As mountains of data continue to accumulate within organisations, businesses are faced with a growing challenge: reversing a situation where a wealth of data is typified by poverty of insights. Business users have entered an era where the appetite for timely decision-facilitating insights is at an all-time high, driving the need for more efficient, automated data analysis and AI.
According to an Alteryx-commissioned survey by IDC released in February 2022, 62% of practitioners and 75% of mid-to-upper management are now expected to use data to make agile and scalable data-driven decisions.
While data-driven decision making produces continuously more beneficial results than gut feeling alone, many businesses still struggle to make data-led decisions a reality… a goal that could be pushed further out of reach by the sheer – ever-increasing – volume of data generated around the globe daily.
Highlighting the wealth of data available for analysis, the daily amount of data created is predicted to grow to over a staggering 180 zettabytes by 2025. Despite businesses already struggling with the rising tide posed by this increase, just 2% of that data is even stored.
In short, if the only data captured is specifically chosen for a narrowly defined purpose, this raises significant questions about the unconscious bias of the person choosing that data and presents a significant barrier to quality insights. Just 2% of a strategy is simply not sufficient.
Ethical data insights through AI
Organisations that used to spend days and weeks manually repeating tedious and time-consuming manual processes are turning to AI-powered algorithms to shrink the time and skills barriers needed to make critical decisions. From early cancer detection to checking legal documents, credit applications and insurance claims, AI can be a great help to humans in all parts of our daily lives. But while AI can quickly analyse large volumes of disparate data sources to empower domain experts to make decisions, AI cannot replace human judgment.

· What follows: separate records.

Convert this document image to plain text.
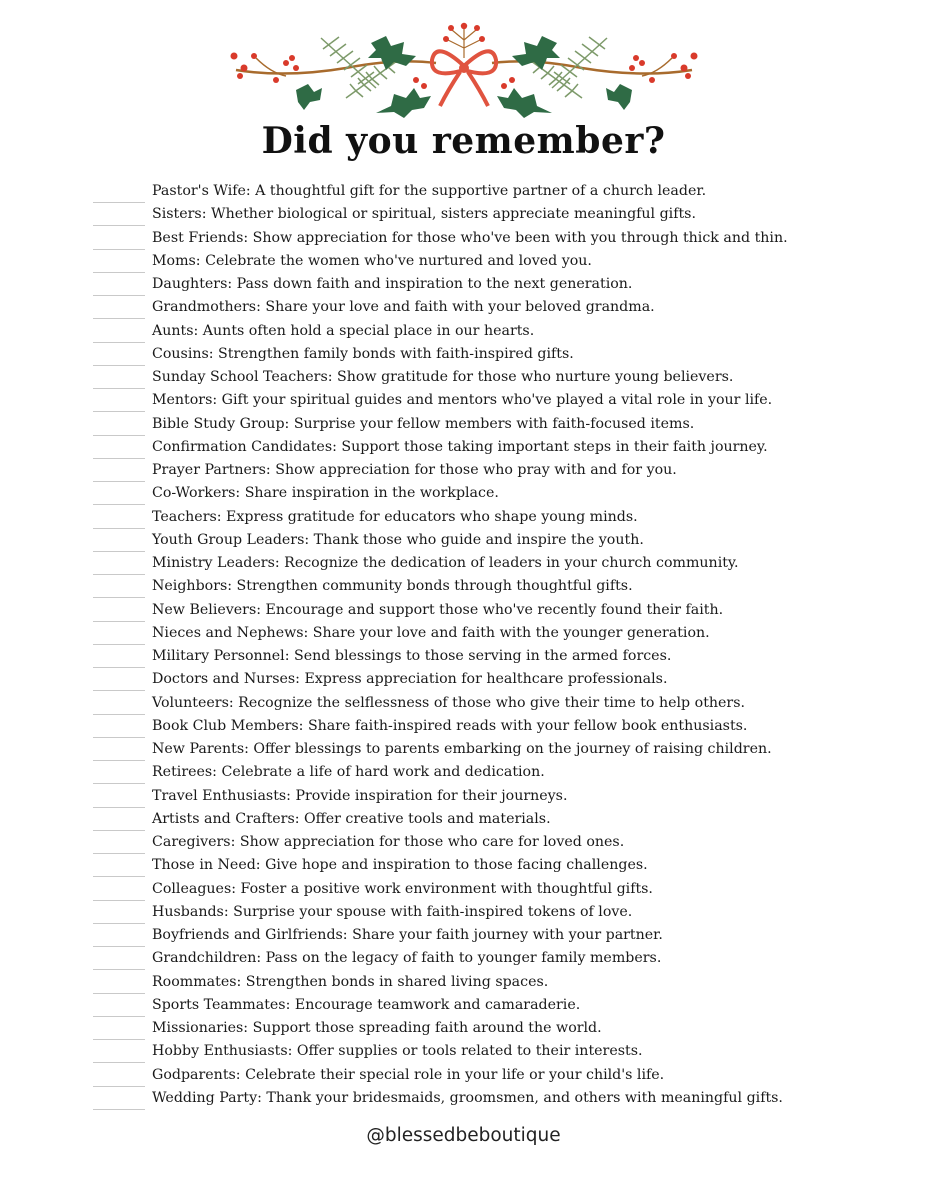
Did you remember?
Pastor's Wife: A thoughtful gift for the supportive partner of a church leader.
Sisters: Whether biological or spiritual, sisters appreciate meaningful gifts.
Best Friends: Show appreciation for those who've been with you through thick and thin.
Moms: Celebrate the women who've nurtured and loved you.
Daughters: Pass down faith and inspiration to the next generation.
Grandmothers: Share your love and faith with your beloved grandma.
Aunts: Aunts often hold a special place in our hearts.
Cousins: Strengthen family bonds with faith-inspired gifts.
Sunday School Teachers: Show gratitude for those who nurture young believers.
Mentors: Gift your spiritual guides and mentors who've played a vital role in your life.
Bible Study Group: Surprise your fellow members with faith-focused items.
Confirmation Candidates: Support those taking important steps in their faith journey.
Prayer Partners: Show appreciation for those who pray with and for you.
Co-Workers: Share inspiration in the workplace.
Teachers: Express gratitude for educators who shape young minds.
Youth Group Leaders: Thank those who guide and inspire the youth.
Ministry Leaders: Recognize the dedication of leaders in your church community.
Neighbors: Strengthen community bonds through thoughtful gifts.
New Believers: Encourage and support those who've recently found their faith.
Nieces and Nephews: Share your love and faith with the younger generation.
Military Personnel: Send blessings to those serving in the armed forces.
Doctors and Nurses: Express appreciation for healthcare professionals.
Volunteers: Recognize the selflessness of those who give their time to help others.
Book Club Members: Share faith-inspired reads with your fellow book enthusiasts.
New Parents: Offer blessings to parents embarking on the journey of raising children.
Retirees: Celebrate a life of hard work and dedication.
Travel Enthusiasts: Provide inspiration for their journeys.
Artists and Crafters: Offer creative tools and materials.
Caregivers: Show appreciation for those who care for loved ones.
Those in Need: Give hope and inspiration to those facing challenges.
Colleagues: Foster a positive work environment with thoughtful gifts.
Husbands: Surprise your spouse with faith-inspired tokens of love.
Boyfriends and Girlfriends: Share your faith journey with your partner.
Grandchildren: Pass on the legacy of faith to younger family members.
Roommates: Strengthen bonds in shared living spaces.
Sports Teammates: Encourage teamwork and camaraderie.
Missionaries: Support those spreading faith around the world.
Hobby Enthusiasts: Offer supplies or tools related to their interests.
Godparents: Celebrate their special role in your life or your child's life.
Wedding Party: Thank your bridesmaids, groomsmen, and others with meaningful gifts.
@blessedbeboutique
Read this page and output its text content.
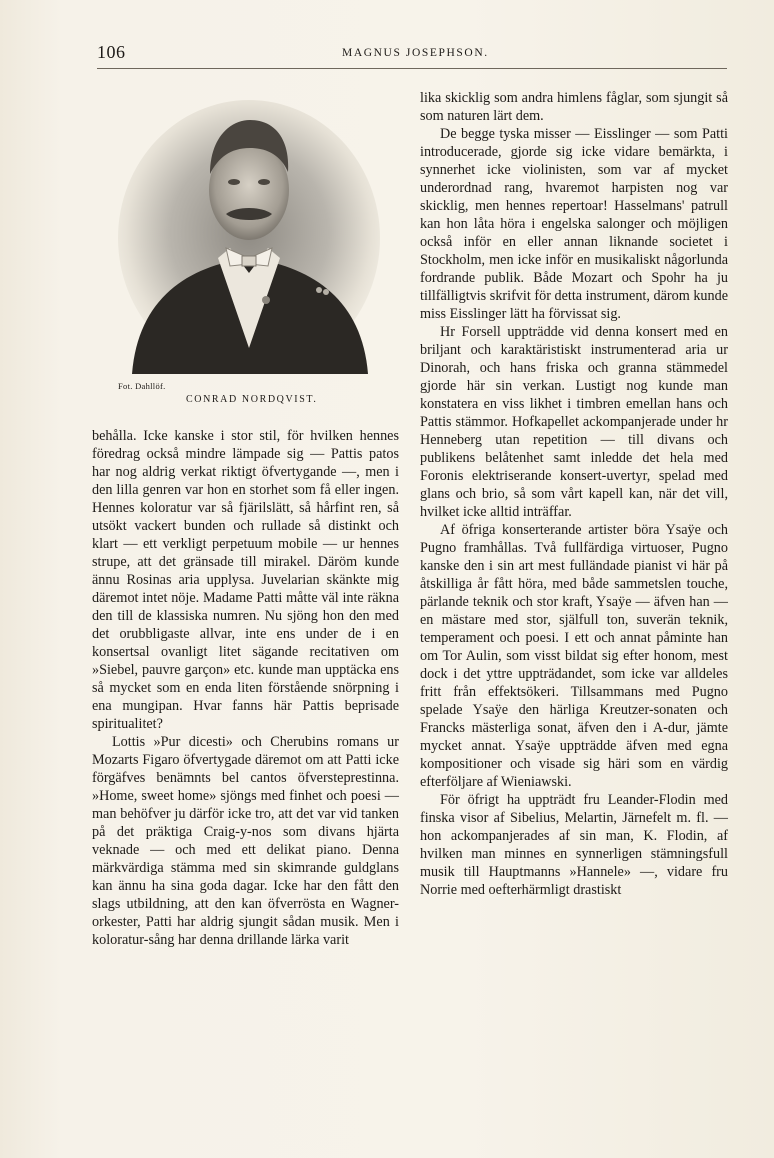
106	MAGNUS JOSEPHSON.
Fot. Dahllöf.
CONRAD NORDQVIST.

behålla. Icke kanske i stor stil, för hvilken hennes föredrag också mindre lämpade sig — Pattis patos har nog aldrig verkat riktigt öfvertygande —, men i den lilla genren var hon en storhet som få eller ingen. Hennes koloratur var så fjärilslätt, så hårfint ren, så utsökt vackert bunden och rullade så distinkt och klart — ett verkligt perpetuum mobile — ur hennes strupe, att det gränsade till mirakel. Däröm kunde ännu Rosinas aria upplysa. Juvelarian skänkte mig däremot intet nöje. Madame Patti måtte väl inte räkna den till de klassiska numren. Nu sjöng hon den med det orubbligaste allvar, inte ens under de i en konsertsal ovanligt litet sägande recitativen om »Siebel, pauvre garçon» etc. kunde man upptäcka ens så mycket som en enda liten förstående snörpning i ena mungipan. Hvar fanns här Pattis beprisade spiritualitet?

Lottis »Pur dicesti» och Cherubins romans ur Mozarts Figaro öfvertygade däremot om att Patti icke förgäfves benämnts bel cantos öfversteprestinna. »Home, sweet home» sjöngs med finhet och poesi — man behöfver ju därför icke tro, att det var vid tanken på det präktiga Craig-y-nos som divans hjärta veknade — och med ett delikat piano. Denna märkvärdiga stämma med sin skimrande guldglans kan ännu ha sina goda dagar. Icke har den fått den slags utbildning, att den kan öfverrösta en Wagner-orkester, Patti har aldrig sjungit sådan musik. Men i koloratur-sång har denna drillande lärka varit

lika skicklig som andra himlens fåglar, som sjungit så som naturen lärt dem.

De begge tyska misser — Eisslinger — som Patti introducerade, gjorde sig icke vidare bemärkta, i synnerhet icke violinisten, som var af mycket underordnad rang, hvaremot harpisten nog var skicklig, men hennes repertoar! Hasselmans' patrull kan hon låta höra i engelska salonger och möjligen också inför en eller annan liknande societet i Stockholm, men icke inför en musikaliskt någorlunda fordrande publik. Både Mozart och Spohr ha ju tillfälligtvis skrifvit för detta instrument, därom kunde miss Eisslinger lätt ha förvissat sig.

Hr Forsell uppträdde vid denna konsert med en briljant och karaktäristiskt instrumenterad aria ur Dinorah, och hans friska och granna stämmedel gjorde här sin verkan. Lustigt nog kunde man konstatera en viss likhet i timbren emellan hans och Pattis stämmor. Hofkapellet ackompanjerade under hr Henneberg utan repetition — till divans och publikens belåtenhet samt inledde det hela med Foronis elektriserande konsert-uvertyr, spelad med glans och brio, så som vårt kapell kan, när det vill, hvilket icke alltid inträffar.

Af öfriga konserterande artister böra Ysaÿe och Pugno framhållas. Två fullfärdiga virtuoser, Pugno kanske den i sin art mest fulländade pianist vi här på åtskilliga år fått höra, med både sammetslen touche, pärlande teknik och stor kraft, Ysaÿe — äfven han — en mästare med stor, själfull ton, suverän teknik, temperament och poesi. I ett och annat påminte han om Tor Aulin, som visst bildat sig efter honom, mest dock i det yttre uppträdandet, som icke var alldeles fritt från effektsökeri. Tillsammans med Pugno spelade Ysaÿe den härliga Kreutzer-sonaten och Francks mästerliga sonat, äfven den i A-dur, jämte mycket annat. Ysaÿe uppträdde äfven med egna kompositioner och visade sig häri som en värdig efterföljare af Wieniawski.

För öfrigt ha uppträdt fru Leander-Flodin med finska visor af Sibelius, Melartin, Järnefelt m. fl. — hon ackompanjerades af sin man, K. Flodin, af hvilken man minnes en synnerligen stämningsfull musik till Hauptmanns »Hannele» —, vidare fru Norrie med oefterhärmligt drastiskt
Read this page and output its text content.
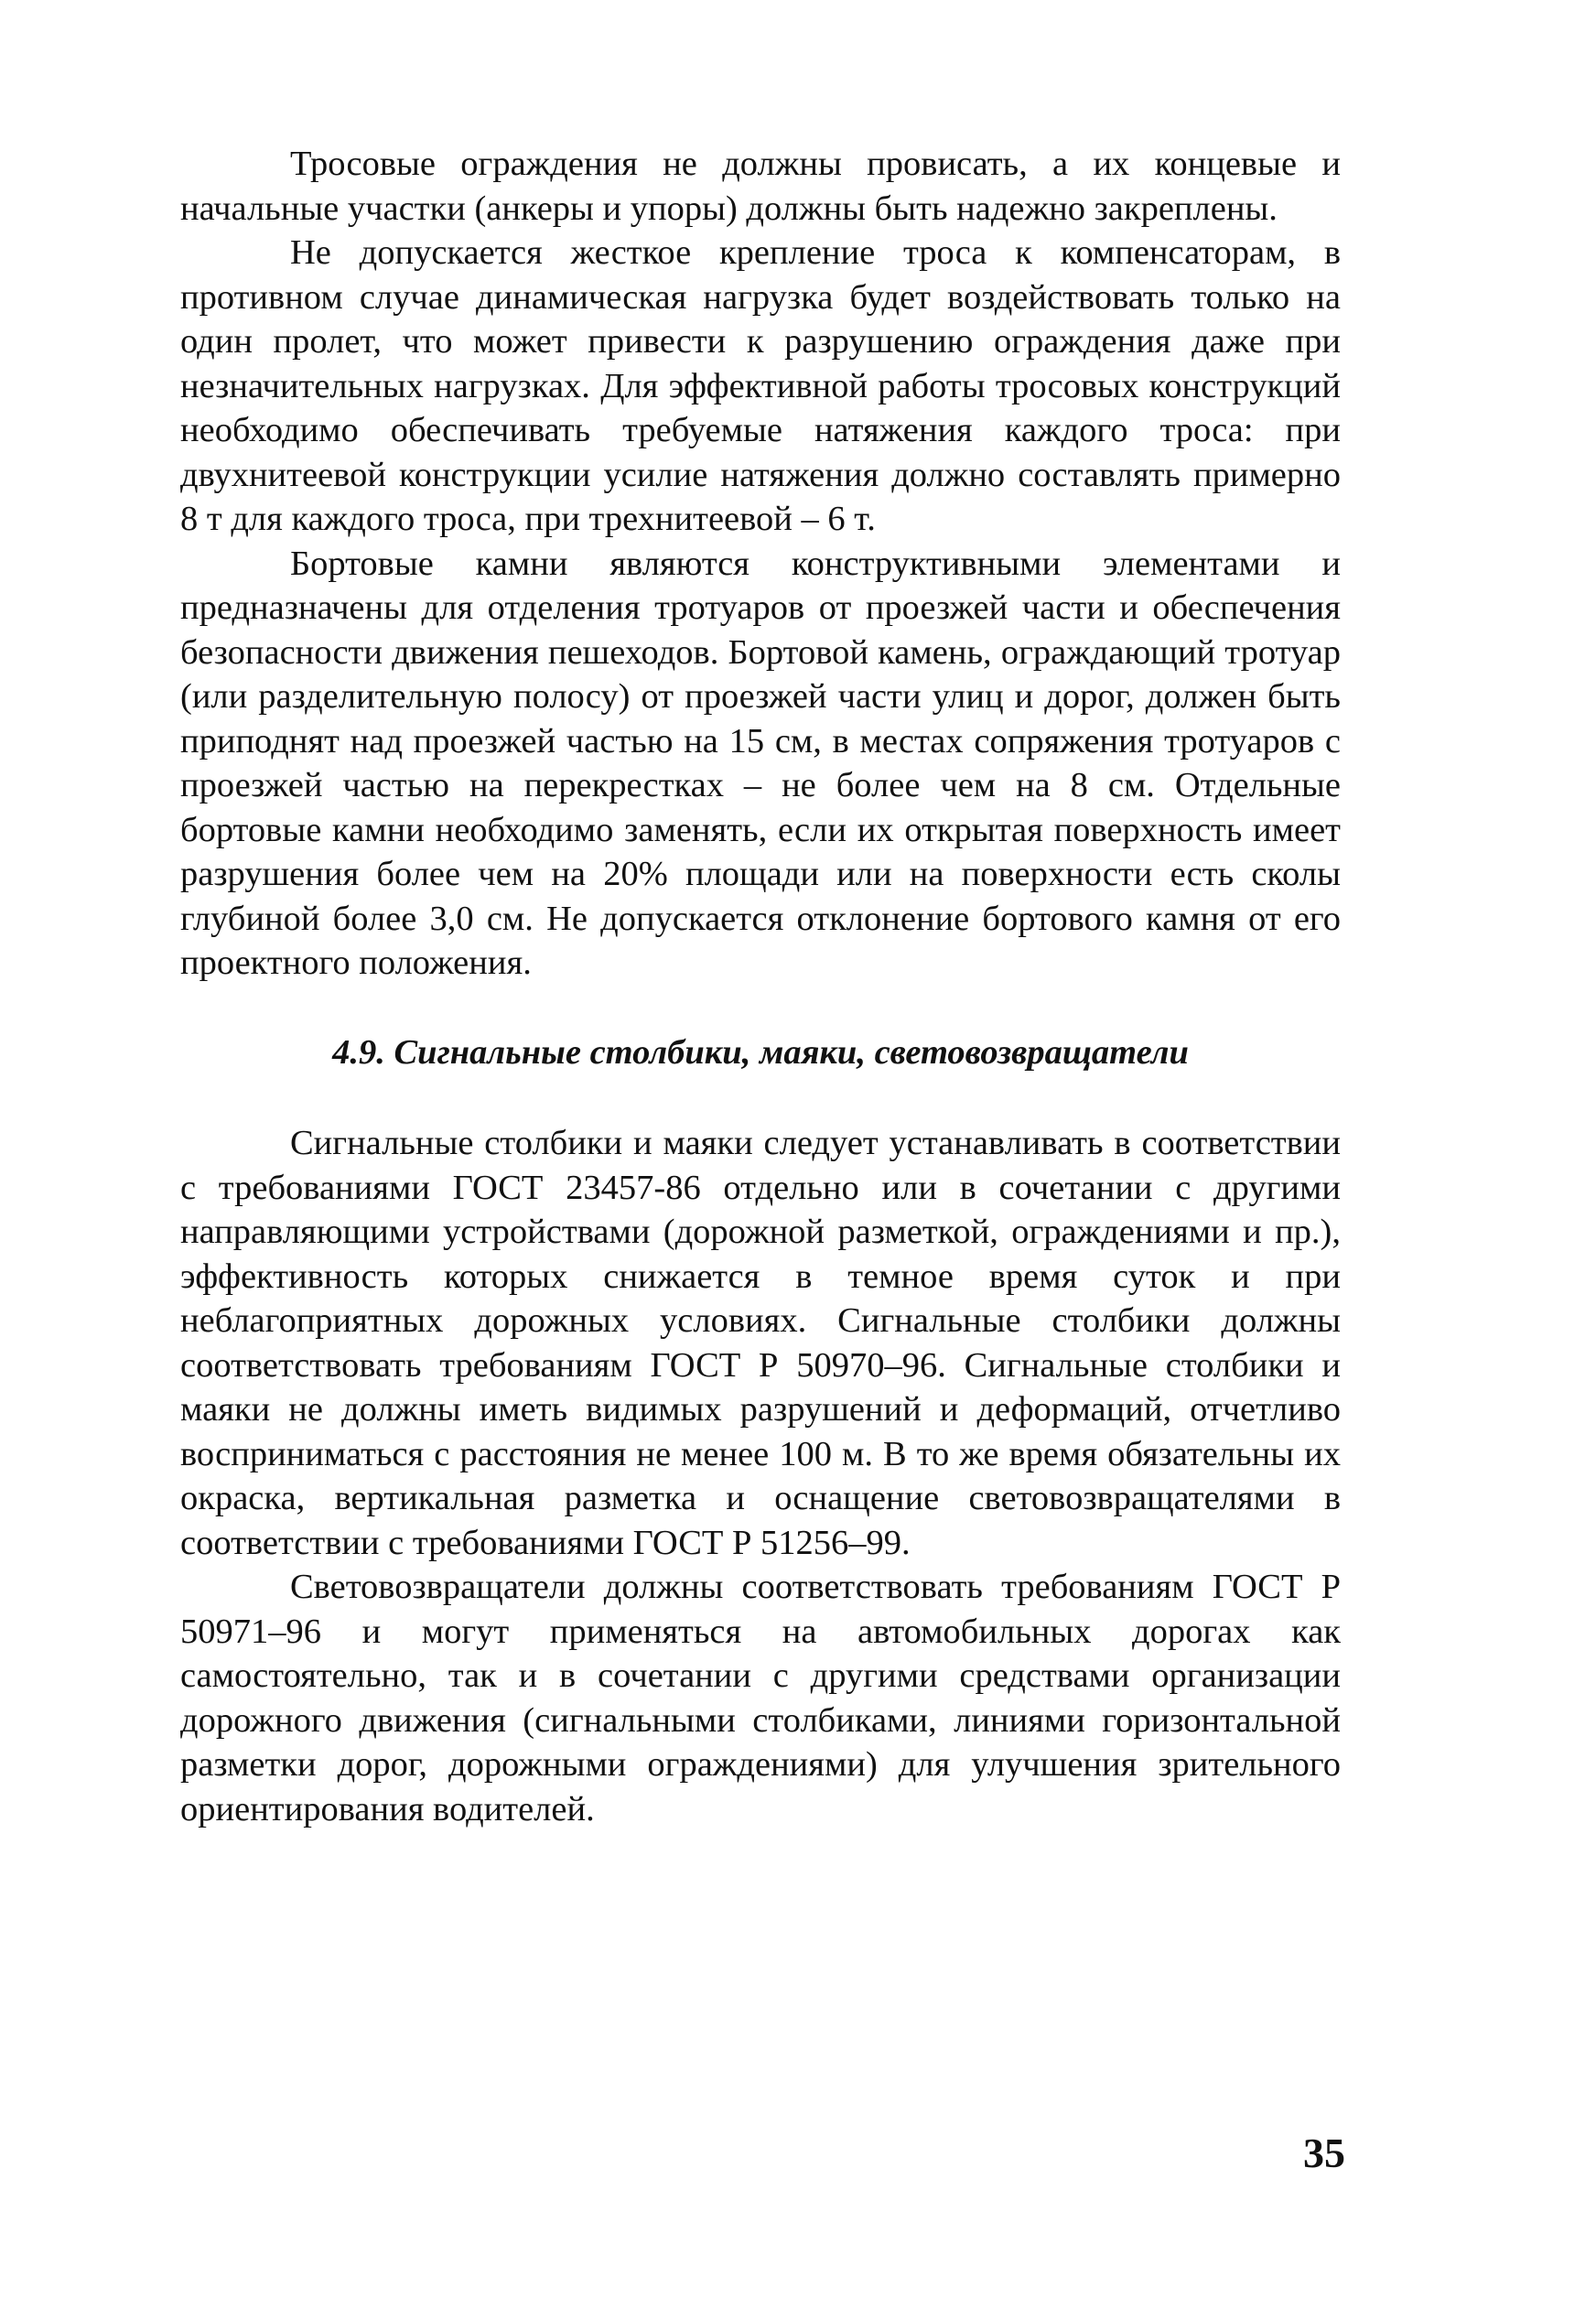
Тросовые ограждения не должны провисать, а их концевые и начальные участки (анкеры и упоры) должны быть надежно закреплены.

Не допускается жесткое крепление троса к компенсаторам, в противном случае динамическая нагрузка будет воздействовать только на один пролет, что может привести к разрушению ограждения даже при незначительных нагрузках. Для эффективной работы тросовых конструкций необходимо обеспечивать требуемые натяжения каждого троса: при двухнитеевой конструкции усилие натяжения должно составлять примерно 8 т для каждого троса, при трехнитеевой – 6 т.

Бортовые камни являются конструктивными элементами и предназначены для отделения тротуаров от проезжей части и обеспечения безопасности движения пешеходов. Бортовой камень, ограждающий тротуар (или разделительную полосу) от проезжей части улиц и дорог, должен быть приподнят над проезжей частью на 15 см, в местах сопряжения тротуаров с проезжей частью на перекрестках – не более чем на 8 см. Отдельные бортовые камни необходимо заменять, если их открытая поверхность имеет разрушения более чем на 20% площади или на поверхности есть сколы глубиной более 3,0 см. Не допускается отклонение бортового камня от его проектного положения.

4.9. Сигнальные столбики, маяки, световозвращатели

Сигнальные столбики и маяки следует устанавливать в соответствии с требованиями ГОСТ 23457-86 отдельно или в сочетании с другими направляющими устройствами (дорожной разметкой, ограждениями и пр.), эффективность которых снижается в темное время суток и при неблагоприятных дорожных условиях. Сигнальные столбики должны соответствовать требованиям ГОСТ Р 50970–96. Сигнальные столбики и маяки не должны иметь видимых разрушений и деформаций, отчетливо восприниматься с расстояния не менее 100 м. В то же время обязательны их окраска, вертикальная разметка и оснащение световозвращателями в соответствии с требованиями ГОСТ Р 51256–99.

Световозвращатели должны соответствовать требованиям ГОСТ Р 50971–96 и могут применяться на автомобильных дорогах как самостоятельно, так и в сочетании с другими средствами организации дорожного движения (сигнальными столбиками, линиями горизонтальной разметки дорог, дорожными ограждениями) для улучшения зрительного ориентирования водителей.

35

Delivering ethical data insights is a decades-long challenge, with hugely biased datasets – codified by non-representative samples and inaccurate conclusions – still referred to and referenced today. There have been numerous instances of biased recruitment algorithms against women and minorities, for example, facial recognition software that has failed to recognise people of colour.
Ethical AI insights are our opportunity to break that chain today and build a strong foundation of quality information and insights for the future… but as the prevalence of these decisions scales up, the pressing need for leadership in AI ethics, and the delivery of an ethical data culture, becomes ever more apparent.
Does your company need a Chief Ethics Officer?
Organisations need to be accountable for AI decisions and demonstrate an audit trail regarding data lineage. In short, if you’re thinking about adopting AI for decision making, it is crucial to keep humans and ethics at the centre of this innovation. Acknowledging the need for proactive governance and ethics planning and ensuring steps to identify and mitigate potential bias within any related training data will help keep responsible and ethical AI at the forefront of business decisions.
According to a report by Gartner, a key factor for any successful AI deployment is a strong level of data management and analytical maturity due to a high dependency on reliable, high-quality data. However, Alteryx commissioned research into data literacy in the UK found that, shockingly, 42% of employees responsible for data work saw data ethics as “irrelevant” to their role – casting a shadow over future AI-based projects. It is crucial that any AI ethics strategy has a human connection baked in and a data culture that reduces bias risks.
The human factor: combining AI efficiency with human intuition
Every enterprise faces unknown market variables, high data volumes and an increased need for speed. What’s changed is the pace at which these variables change and the pressure these decisions are made under.
With data production at one of the highest levels in history, businesses cannot afford for analysis and insights to be slowed down by manual, mundane, and repetitive processes. Data science and AI play a powerful role in gaining an edge and getting ahead of the competition, but ethical AI provides long term benefits and a foundational level of insight accuracy that will – given the right leadership and strategy – pay off both the short and long term.
How do you safeguard models and alleviate any concerns around bias and prejudice? By ensuring domain experts are trained in data literacy to provide more insight into the data gathering and analysis. AI-driven insights have increasingly helped businesses put the responsibility for generating insights in the hands of the people closest to the challenge. We refer to this as the democratisation of insights. It is a key enabler of bias reduction by using those with direct subject knowledge to help develop decisions around that area.
This, combined with establishing a data governance framework, delivers model transparency, accountability and integrity within the data gathering and collection. All are easily achieved through no-code, low-code assisted AI/ML capabilities – allowing anyone to develop models using semi-guided and fully automated machine learning approaches in the training and development of AI.
Today, data is knowledge, and knowledge is power. We see this trend across a huge range of businesses as data-driven decisions continually deliver results. Accessible, repeatable, and ethical AI-driven insights open up a wealth of possibilities to move beyond the hype of AI and operationalise responsible AI – effectively serving as the backbone for trusted, timely decision intelligence.
Only those able to harness automation and AI to tame the complexity, power the refinement, and analyse the terabytes of raw data for fast and sound decisions will be able to drive high-value ethical business outcomes that deliver distinct advantages.
By Alan Jacobson, Chief Data and Analytic Officer at Alteryx.